Making Movies Out of Moments
Our minds are fascinating and very busy. Colorful and dramatic. They are powerful because they can protect, entertain, motivate, stress, and terrify us with the stories and movies they make.
Our brains have been designed to analyze every sensation or stimulus that comes into our awareness and determine whether it is good or bad- automatically comparing it to past experiences, and filtering it through our judgments, biases, preferences, memories, fears, and so on.
This all happens too fast for us to notice... until we feel the effects of what our brain has decided. The outcome of that decision can be our experience of emotions such as anger, sadness, and joy, body sensations such as muscle tension and increased heart rate, and impulses to avoid and flee, fight, or approach a situation. All of this works to create a conscious perception of what we have experienced, and to store a memory of it. It is for this reason that everyone can witness the same event, see the same social interaction, hear the same piece of music, and yet interpret and remember it in completely different ways.
We all have different filters on our lenses, different soundtracks and scores playing in the backgrounds of our memories, and different perceptual special effects that we use to edit the raw footage that is life and create movies that we believe are documentaries.
We get caught up in our own movie versions of reality because they are so compelling, crafted from our deepest and most personal beliefs, biases and experiences. Sometimes they can be wonderful, and sometimes they can cause us suffering.
I teach this metaphor when I am explaining about mindful awareness and the idea that we do not see the world as it is (which is what mindfulness is all about), but rather we see the world as we perceive it. In any given moment, we do not witness the whole world, just a small part of it that we have decided to shine our spotlight of attention on, because it interests us, inspires us, nourishes us, scares us, makes us angry.
Pema Chodron talks brilliantly about the way our brains write stories about what we experience.

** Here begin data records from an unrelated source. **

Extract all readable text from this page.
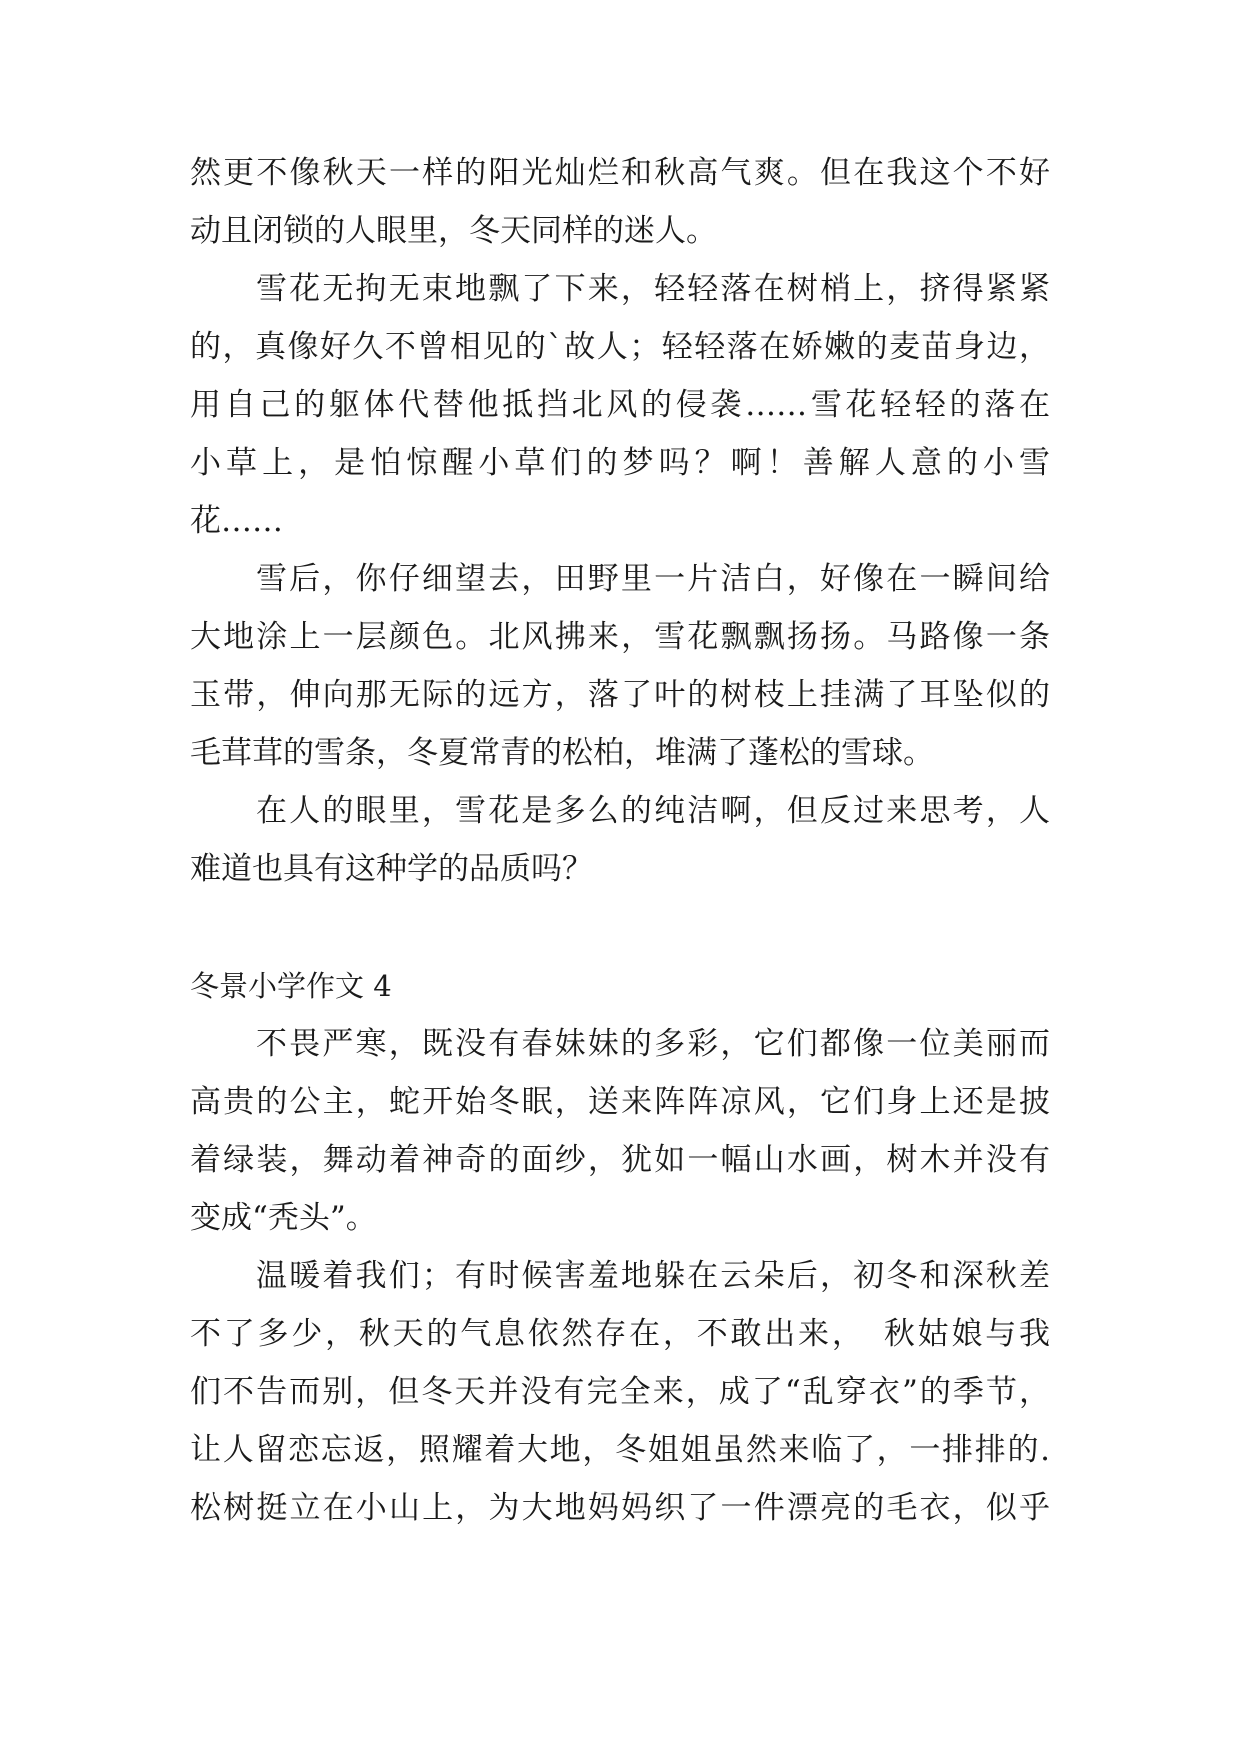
然更不像秋天一样的阳光灿烂和秋高气爽。但在我这个不好
动且闭锁的人眼里，冬天同样的迷人。
雪花无拘无束地飘了下来，轻轻落在树梢上，挤得紧紧
的，真像好久不曾相见的`故人；轻轻落在娇嫩的麦苗身边，
用自己的躯体代替他抵挡北风的侵袭……雪花轻轻的落在
小草上，是怕惊醒小草们的梦吗？啊！善解人意的小雪
花……
雪后，你仔细望去，田野里一片洁白，好像在一瞬间给
大地涂上一层颜色。北风拂来，雪花飘飘扬扬。马路像一条
玉带，伸向那无际的远方，落了叶的树枝上挂满了耳坠似的
毛茸茸的雪条，冬夏常青的松柏，堆满了蓬松的雪球。
在人的眼里，雪花是多么的纯洁啊，但反过来思考，人
难道也具有这种学的品质吗？
冬景小学作文 4
不畏严寒，既没有春妹妹的多彩，它们都像一位美丽而
高贵的公主，蛇开始冬眠，送来阵阵凉风，它们身上还是披
着绿装，舞动着神奇的面纱，犹如一幅山水画，树木并没有
变成“秃头”。
温暖着我们；有时候害羞地躲在云朵后，初冬和深秋差
不了多少，秋天的气息依然存在，不敢出来，　秋姑娘与我
们不告而别，但冬天并没有完全来，成了“乱穿衣”的季节，
让人留恋忘返，照耀着大地，冬姐姐虽然来临了，一排排的.
松树挺立在小山上，为大地妈妈织了一件漂亮的毛衣，似乎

For example, if I hear my kids opening the snack cabinet, I don't just hear the sound- within milliseconds I am crafting a story about how they shouldn't be eating more junk food, how neglected the fruit bowl is, how the fruit will surely rot and how that is money wasted, telling myself I need to be a better mom and motivate them to eat healthy foods. One sound can trigger a feeling mom guilt and the certainty that my kids are sure to be malnourished. We do this all day long in different ways. It is our nature.
Given that many people think in pictures and images, I also like the idea that we constantly are making movies out of the footage we take of the world....using perceptual post-production to add to the drama and imprint and project ourselves onto the events.
Here is an example. My son Paxton loves to be pushed on our tree swing, usually while listening to Wu Tang Clan. It is his happy place. Like anything fun and exciting in childhood, it involves some degree of acceptable risk. Here is raw footage of this happening:
And yet, lately, the branch holding the swing is starting to shake, the mosquitoes have been out in full force (Paxton is allergic) and I am always fighting back past memories of my therapy clients who have had traumatic injuries. So at times, when my husband is pushing him really high, I do not see the footage above, but create a movie that may look a bit like this:
Ok- its not quite that dramatic, but it's a different version than the one above. It is a different version than the one my husband creates.
This is the nature of our minds, to tell stories and make movies.
My point to this whole metaphor is that mindfulness is not about stopping the story telling and movie making process that can be automatic, but about recognizing that your mind is doing the creating, the post production, the masterful editing.
It is about pushing pause and reflecting on what is really happening, and what you may have added as the brilliant director, especially if it results in unnecessary suffering.
So the next time you are having an intense emotional reaction to a life situation or conflict with another person that makes you feel impulsive, uncomfortable, or causes you suffering, stop and think about the layers you may have added. Notice how masterful your mind may have been at adding lighting, music, suspense, and emotional tone to the events you witnessed.
Take a few breaths, and start filming again.